Optimization and Sampling problems lie in the heart of Bayesian inverse problems. The ability to solve such inverse problems depends crucially on the efficient calculation of quantities relating to the posterior distribution, giving thus rise to computationally challenging high dimensional optimization and sampling problems.

In this talk, we will connect the corresponding optimization and sampling problems to the large time behaviour of solutions to (stochastic) differential equations. Establishing such a connection allows to utilise existing knowledge from the field of numerical analysis of differential equations. In particular, two very important concepts are numerical stability and numerical contractivity. In the case of linear differential equations these two concepts coincide, but with the exception of some very simple Runge-Kutta methods such the Euler method in the non-linear case numerical stability doesn’t imply numerical contractivity [1].

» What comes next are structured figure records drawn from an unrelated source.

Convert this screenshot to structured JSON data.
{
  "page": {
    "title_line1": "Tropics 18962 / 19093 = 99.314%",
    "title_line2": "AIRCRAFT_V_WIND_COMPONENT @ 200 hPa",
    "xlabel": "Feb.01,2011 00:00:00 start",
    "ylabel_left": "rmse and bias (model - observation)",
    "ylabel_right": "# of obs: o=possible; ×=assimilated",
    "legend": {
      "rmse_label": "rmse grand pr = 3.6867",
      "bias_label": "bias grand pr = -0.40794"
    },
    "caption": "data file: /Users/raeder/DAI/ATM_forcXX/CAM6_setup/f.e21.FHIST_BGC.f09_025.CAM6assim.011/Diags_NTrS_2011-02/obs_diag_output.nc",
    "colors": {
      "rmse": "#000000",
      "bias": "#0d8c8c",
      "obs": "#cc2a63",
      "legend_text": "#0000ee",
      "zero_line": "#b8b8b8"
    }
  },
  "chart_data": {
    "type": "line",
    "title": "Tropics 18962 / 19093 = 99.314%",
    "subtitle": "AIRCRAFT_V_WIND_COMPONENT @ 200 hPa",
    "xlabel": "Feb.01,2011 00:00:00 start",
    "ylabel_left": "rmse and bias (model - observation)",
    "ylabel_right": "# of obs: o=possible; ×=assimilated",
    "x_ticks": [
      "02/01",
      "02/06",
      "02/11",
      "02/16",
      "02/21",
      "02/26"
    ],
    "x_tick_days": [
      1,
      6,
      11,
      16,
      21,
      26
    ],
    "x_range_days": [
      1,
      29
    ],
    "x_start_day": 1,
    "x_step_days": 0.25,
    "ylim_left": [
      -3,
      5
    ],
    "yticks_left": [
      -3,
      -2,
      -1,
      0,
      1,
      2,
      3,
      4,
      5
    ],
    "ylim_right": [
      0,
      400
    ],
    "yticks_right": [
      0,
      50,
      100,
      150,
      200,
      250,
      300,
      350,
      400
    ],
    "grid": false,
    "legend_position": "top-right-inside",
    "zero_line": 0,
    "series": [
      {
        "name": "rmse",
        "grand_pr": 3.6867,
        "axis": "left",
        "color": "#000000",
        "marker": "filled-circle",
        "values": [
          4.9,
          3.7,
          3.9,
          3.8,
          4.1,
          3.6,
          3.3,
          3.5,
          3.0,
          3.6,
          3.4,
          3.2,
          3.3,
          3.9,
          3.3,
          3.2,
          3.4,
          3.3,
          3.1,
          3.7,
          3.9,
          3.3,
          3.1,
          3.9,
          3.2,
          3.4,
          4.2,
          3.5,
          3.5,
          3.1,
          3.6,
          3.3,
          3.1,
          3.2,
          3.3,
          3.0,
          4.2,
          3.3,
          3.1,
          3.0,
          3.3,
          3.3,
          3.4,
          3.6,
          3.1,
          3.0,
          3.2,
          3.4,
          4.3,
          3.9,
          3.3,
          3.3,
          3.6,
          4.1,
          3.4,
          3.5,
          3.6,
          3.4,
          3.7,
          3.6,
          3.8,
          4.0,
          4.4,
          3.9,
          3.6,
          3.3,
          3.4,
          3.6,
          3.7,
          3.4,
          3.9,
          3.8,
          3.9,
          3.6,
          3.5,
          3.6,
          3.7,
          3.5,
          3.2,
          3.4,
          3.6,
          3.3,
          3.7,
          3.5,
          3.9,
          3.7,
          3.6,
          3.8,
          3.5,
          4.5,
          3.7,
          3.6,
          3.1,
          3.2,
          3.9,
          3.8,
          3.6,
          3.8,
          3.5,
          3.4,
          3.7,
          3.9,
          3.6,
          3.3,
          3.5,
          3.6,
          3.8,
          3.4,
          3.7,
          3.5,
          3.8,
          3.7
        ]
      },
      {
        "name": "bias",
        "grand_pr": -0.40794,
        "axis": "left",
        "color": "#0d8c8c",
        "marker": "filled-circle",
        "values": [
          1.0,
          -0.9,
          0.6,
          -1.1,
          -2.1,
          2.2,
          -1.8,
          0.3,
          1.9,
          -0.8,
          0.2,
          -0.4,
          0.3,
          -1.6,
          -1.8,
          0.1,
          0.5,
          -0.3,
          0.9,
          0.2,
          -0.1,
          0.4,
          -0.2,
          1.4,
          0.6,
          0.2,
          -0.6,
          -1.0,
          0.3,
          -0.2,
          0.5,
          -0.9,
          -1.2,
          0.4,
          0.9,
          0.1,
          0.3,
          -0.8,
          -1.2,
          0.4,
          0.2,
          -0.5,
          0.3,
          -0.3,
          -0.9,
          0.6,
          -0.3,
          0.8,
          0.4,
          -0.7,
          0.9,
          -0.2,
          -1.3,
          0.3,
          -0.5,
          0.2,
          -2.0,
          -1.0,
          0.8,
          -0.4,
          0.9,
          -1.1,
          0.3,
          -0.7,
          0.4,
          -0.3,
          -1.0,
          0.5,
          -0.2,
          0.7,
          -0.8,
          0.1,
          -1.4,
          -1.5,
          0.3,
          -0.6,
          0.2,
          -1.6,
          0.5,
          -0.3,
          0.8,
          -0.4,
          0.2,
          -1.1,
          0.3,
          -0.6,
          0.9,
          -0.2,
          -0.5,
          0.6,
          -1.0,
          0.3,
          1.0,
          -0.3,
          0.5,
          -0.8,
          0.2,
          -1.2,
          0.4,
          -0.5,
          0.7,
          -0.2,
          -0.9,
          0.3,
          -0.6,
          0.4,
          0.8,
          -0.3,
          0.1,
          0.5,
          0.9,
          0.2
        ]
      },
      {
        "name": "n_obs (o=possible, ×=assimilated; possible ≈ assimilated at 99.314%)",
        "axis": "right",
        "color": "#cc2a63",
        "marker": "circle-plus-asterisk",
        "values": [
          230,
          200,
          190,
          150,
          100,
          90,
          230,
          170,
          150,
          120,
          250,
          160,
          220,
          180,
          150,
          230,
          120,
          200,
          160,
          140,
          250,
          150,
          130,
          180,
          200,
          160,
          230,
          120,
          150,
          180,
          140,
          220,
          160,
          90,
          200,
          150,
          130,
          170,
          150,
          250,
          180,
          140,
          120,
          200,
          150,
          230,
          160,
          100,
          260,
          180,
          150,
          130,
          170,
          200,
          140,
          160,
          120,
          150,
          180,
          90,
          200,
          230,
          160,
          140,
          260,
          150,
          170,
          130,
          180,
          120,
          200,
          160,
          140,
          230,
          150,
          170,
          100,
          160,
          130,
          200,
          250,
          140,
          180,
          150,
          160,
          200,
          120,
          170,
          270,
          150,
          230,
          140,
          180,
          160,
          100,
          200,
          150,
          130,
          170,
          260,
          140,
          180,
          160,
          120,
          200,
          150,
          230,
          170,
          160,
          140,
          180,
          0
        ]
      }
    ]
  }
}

However, the recently introduced framework of integral quadratic constraints and Lyapunov functions [2, 3] allows for bridging this gap between linearity and non-linearity in the case of (strongly) convex functions. We will use this framework, to study a large class of strogly convex optimization methods and give an alternative explanation for the good properties of Nesterov method, as well as highlight the reasons behind the failure of the heavy ball method [2].

In addition, using similar ideas [4], we will present a general framework for the non-asymptotic study of the 2-Wasserstein distance between the invariant distribution of an ergodic stochastic differential equation and the distribution of its numerical approximation in the strongly log-concave case. This allows us to study in a unified way a number of different integrators proposed in the literature for the overdamped and underdamped Langevin dynamics. If times allows us we will also talk about the application of these ideas to imaging inverse problems [5, 6].

[1] J. M. Sanz Serna and K. C. Zygalakis, Contractivity of Runge–Kutta Methods for Convex Gradient Systems, SIAM Journal on Numerical Analysis 58(4):2079-2092, 2020.

[2] L. Lessard, B. Recht, and A. Packard, Analysis and design of optimization algorithms via integral quadratic constraints, SIAM Journal on Optimization, 26(1):57–95, 2016.

[3] M. Fazlyab, A. Ribeiro, M. Morari, and V. M. Preciado, Analysis of optimization algorithms via integral quadratic constraints: nonstrongly convex problems, SIAM Journal on Optimization, 28(3):2654–2689, 2018.

[4] J. M. Sanz Serna and K. C. Zygalakis, Wasserstein distance estimates for the distributions of numerical approximations to ergodic stochastic differential equations, Journal of Machine Learning Research, 22, 1--37, 2021

[5] Eftekhari, B. Vandereycken, G. Vilmart, and K C. Zygalakis, Explicit Stabilised Gradient Descent for Faster Strongly Convex Optimisation, BIT Numerical Mathematics 61:119–139, 2021.

[6] M. Pereyra, L. Vargas Mieles, and K. C. Zygalakis, Accelerating Proximal Markov Chain Monte Carlo by Using an Explicit Stabilized Method, SIAM Journal on Imaging Sciences 13(2):905-935, 2020.

Maximum Conditional Entropy Hamiltonian Monte Carlo Sampler

Jinglai Li

The performance of Hamiltonian Monte Carlo (HMC) sampler depends critically on some algorithm parameters such as the total integration time and the numerical integration stepsize. The parameter tuning is particularly challenging when the mass matrix of the HMC sampler is adapted. We propose in this work a Kolmogorov-Sinai entropy (KSE) based design criterion to optimize these algorithm parameters, which can avoid some potential issues in the often used jumping-distance based measures. For near-Gaussian distributions, we are able to derive the optimal algorithm parameters with respect to the KSE criterion analytically. As a byproduct the KSE criterion also provides a theoretical justification for the need to adapt the mass matrix in HMC sampler. Based on the results, we propose an adaptive HMC algorithm, and we then demonstrate the performance of the proposed algorithm with numerical examples.